Sean McDermott took over the defense from Johnson just last weekend. McDermott paid Johnson the ultimate compliment in describing the style of defense he wanted the Eagles to play: Johnson's style.
The Eagles posted a tribute to Johnson on their Web site that read "Our coach, mentor and friend."
Eagles owner Jeffrey Lurie remembered Johnson fondly.
"For ten years, Jim Johnson was an exceptional coach for the Philadelphia Eagles, but more importantly, he was an outstanding human being," said Lurie.
"As an integral part of the Eagles family, Jim epitomized the traits of what a great coach should be -- a teacher, a leader, and a winner. He positively touched the lives of so many people in and out of the Eagles organization. It was easy to feel close to him. Our hearts go out to his wife, Vicky and his wonderful family. We will miss him greatly."

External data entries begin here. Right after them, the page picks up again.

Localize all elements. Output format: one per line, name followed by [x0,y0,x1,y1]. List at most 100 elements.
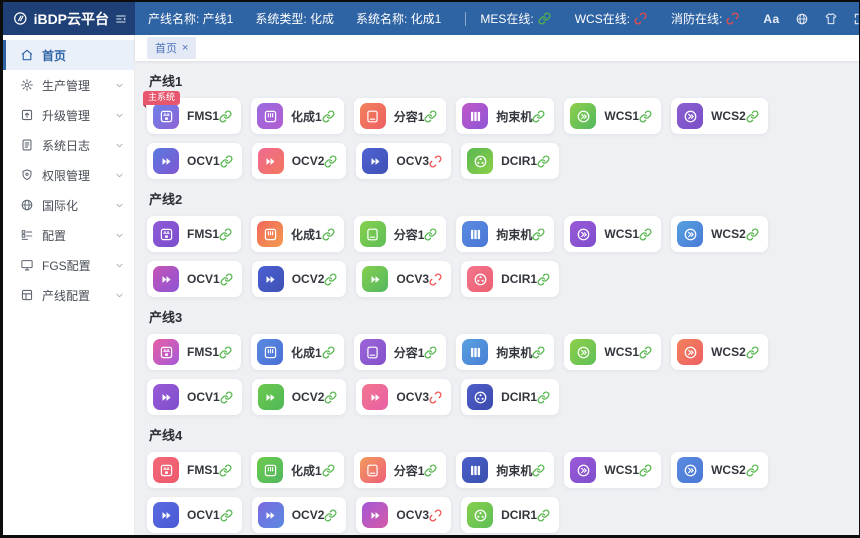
sidebar-item-label: 系统日志 [42,137,115,154]
system-card-jushuji[interactable]: 拘束机 [456,334,554,370]
sidebar-item-line-config[interactable]: 产线配置 [3,280,134,310]
font-size-icon[interactable]: Aa [763,12,779,26]
system-card-wcs1[interactable]: WCS1 [564,452,661,488]
card-label: OCV2 [292,272,325,286]
link-online-icon [220,273,233,286]
chevron-down-icon [115,201,124,210]
sidebar-item-label: 配置 [42,227,115,244]
link-online-icon [639,110,652,123]
card-label: 分容1 [394,226,425,243]
system-card-wcs2[interactable]: WCS2 [671,98,768,134]
ocv-icon [362,384,388,410]
fullscreen-icon[interactable] [853,12,859,26]
system-card-fms1[interactable]: FMS1 [147,452,241,488]
tab-home[interactable]: 首页 × [147,37,196,59]
card-label: WCS1 [604,463,639,477]
system-card-huacheng1[interactable]: 化成1 [251,98,344,134]
system-card-ocv2[interactable]: OCV2 [252,497,347,533]
chevron-down-icon [115,111,124,120]
system-card-ocv1[interactable]: OCV1 [147,379,242,415]
tab-close-icon[interactable]: × [182,43,188,54]
system-card-ocv2[interactable]: OCV2 [252,261,347,297]
link-broken-icon [726,12,739,25]
sidebar-item-label: FGS配置 [42,257,115,274]
wcs-icon [570,221,596,247]
formation-icon [257,457,283,483]
chevron-down-icon [115,231,124,240]
system-card-jushuji[interactable]: 拘束机 [456,452,554,488]
link-online-icon [324,509,337,522]
card-grid: FMS1 化成1 分容1拘束机 WCS1 WCS2 OCV1 OCV2OCV3 DCIR1 [147,452,847,533]
system-card-fms1[interactable]: 主系统FMS1 [147,98,241,134]
system-card-fenrong1[interactable]: 分容1 [354,98,447,134]
system-card-huacheng1[interactable]: 化成1 [251,216,344,252]
fgs-icon [20,258,34,272]
sidebar-item-fgs-config[interactable]: FGS配置 [3,250,134,280]
sidebar-item-permissions[interactable]: 权限管理 [3,160,134,190]
system-card-fenrong1[interactable]: 分容1 [354,452,447,488]
sidebar-item-config[interactable]: 配置 [3,220,134,250]
card-label: 分容1 [394,344,425,361]
system-card-ocv3[interactable]: OCV3 [356,379,451,415]
sidebar-item-label: 国际化 [42,197,115,214]
ocv-icon [153,502,179,528]
section-title: 产线3 [149,307,847,326]
ocv-icon [258,384,284,410]
menu-fold-icon[interactable] [115,12,127,26]
dcir-icon [467,148,493,174]
system-card-ocv3[interactable]: OCV3 [356,143,451,179]
system-card-dcir1[interactable]: DCIR1 [461,261,559,297]
system-card-fms1[interactable]: FMS1 [147,216,241,252]
system-card-dcir1[interactable]: DCIR1 [461,143,559,179]
system-card-dcir1[interactable]: DCIR1 [461,379,559,415]
restraint-icon [462,457,488,483]
system-card-fenrong1[interactable]: 分容1 [354,334,447,370]
system-card-fms1[interactable]: FMS1 [147,334,241,370]
language-icon[interactable] [795,12,809,26]
system-card-huacheng1[interactable]: 化成1 [251,452,344,488]
card-label: 化成1 [291,344,322,361]
tab-label: 首页 [155,40,177,56]
card-label: WCS2 [711,463,746,477]
system-card-huacheng1[interactable]: 化成1 [251,334,344,370]
card-label: WCS1 [604,345,639,359]
system-card-ocv1[interactable]: OCV1 [147,261,242,297]
system-card-ocv1[interactable]: OCV1 [147,143,242,179]
system-card-ocv2[interactable]: OCV2 [252,143,347,179]
system-card-wcs1[interactable]: WCS1 [564,334,661,370]
theme-icon[interactable] [824,12,838,26]
system-card-ocv1[interactable]: OCV1 [147,497,242,533]
system-card-jushuji[interactable]: 拘束机 [456,98,554,134]
sidebar-item-production[interactable]: 生产管理 [3,70,134,100]
card-label: FMS1 [187,109,219,123]
capacity-icon [360,457,386,483]
fms-icon [153,221,179,247]
sidebar-item-i18n[interactable]: 国际化 [3,190,134,220]
system-card-wcs2[interactable]: WCS2 [671,452,768,488]
status-label: MES在线: [480,10,533,27]
system-card-wcs2[interactable]: WCS2 [671,216,768,252]
system-card-fenrong1[interactable]: 分容1 [354,216,447,252]
system-card-wcs1[interactable]: WCS1 [564,216,661,252]
system-card-ocv2[interactable]: OCV2 [252,379,347,415]
sidebar-item-home[interactable]: 首页 [3,40,134,70]
link-online-icon [322,110,335,123]
system-card-ocv3[interactable]: OCV3 [356,261,451,297]
sidebar-menu: 首页生产管理升级管理系统日志权限管理国际化配置 FGS配置产线配置 [3,35,135,535]
system-card-ocv3[interactable]: OCV3 [356,497,451,533]
system-card-wcs2[interactable]: WCS2 [671,334,768,370]
sidebar-item-logs[interactable]: 系统日志 [3,130,134,160]
system-card-wcs1[interactable]: WCS1 [564,98,661,134]
link-online-icon [532,346,545,359]
home-icon [20,48,34,62]
system-card-jushuji[interactable]: 拘束机 [456,216,554,252]
capacity-icon [360,339,386,365]
chevron-down-icon [115,291,124,300]
card-label: OCV3 [396,154,429,168]
sidebar-item-upgrade[interactable]: 升级管理 [3,100,134,130]
card-label: OCV1 [187,508,220,522]
link-online-icon [424,110,437,123]
system-card-dcir1[interactable]: DCIR1 [461,497,559,533]
card-label: WCS1 [604,109,639,123]
fms-icon [153,103,179,129]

Johnson's death comes in the same year when Philly sports fans lost long-time Phils broadcaster Harry Kalas and long-time sportscaster Gary Papa.
While in Philly, Johnson earned the status of defensive mastermind as his blitz schemes left quarterbacks and entire offenses flat on their backs.
Since joining the Birds in January 1999, Johnson’s defensive units were consistently ranked near the top of NFC. From 2000 to 20008 his units ranked No. 2 in the NFL in sacks (390), third down efficiency (34-percent) and red-zone touchdown percentage (43.9-percent).
As the Eagles defensive chief, Johnson's defense produced an amazing 26 Pro Bowl selections including Brian Dawkins, Troy Vincent, Jeremiah Trotter, Hugh Douglas, Lito Sheppard, Asante Samuel, Trent Cole, Michael Lewis, Corey Simon and Bobby Taylor.
"Jim was taylor-made to coach in Philadelphia," said Dawkins.
He also worked as an assistant coach for the Cardinals (1986-93), Colts (1994-97) and Seahawks (1998).
NBC Philadelphia's Sports Director Vai Sikahema shared his thoughts -- he was with the Cardinals at the same time as Johnson.
Johnson, a native of Maywood, Ill., surprisingly came from an offensive background. He played quarterback at Missouri and went on to spend two years in the AFL as a tight end with the Buffalo Bills.
Johnson is survived by his wife Vicky, two children, Scott and Michelle, and four grandchildren, Katie, Justin, Brandon, and Jax.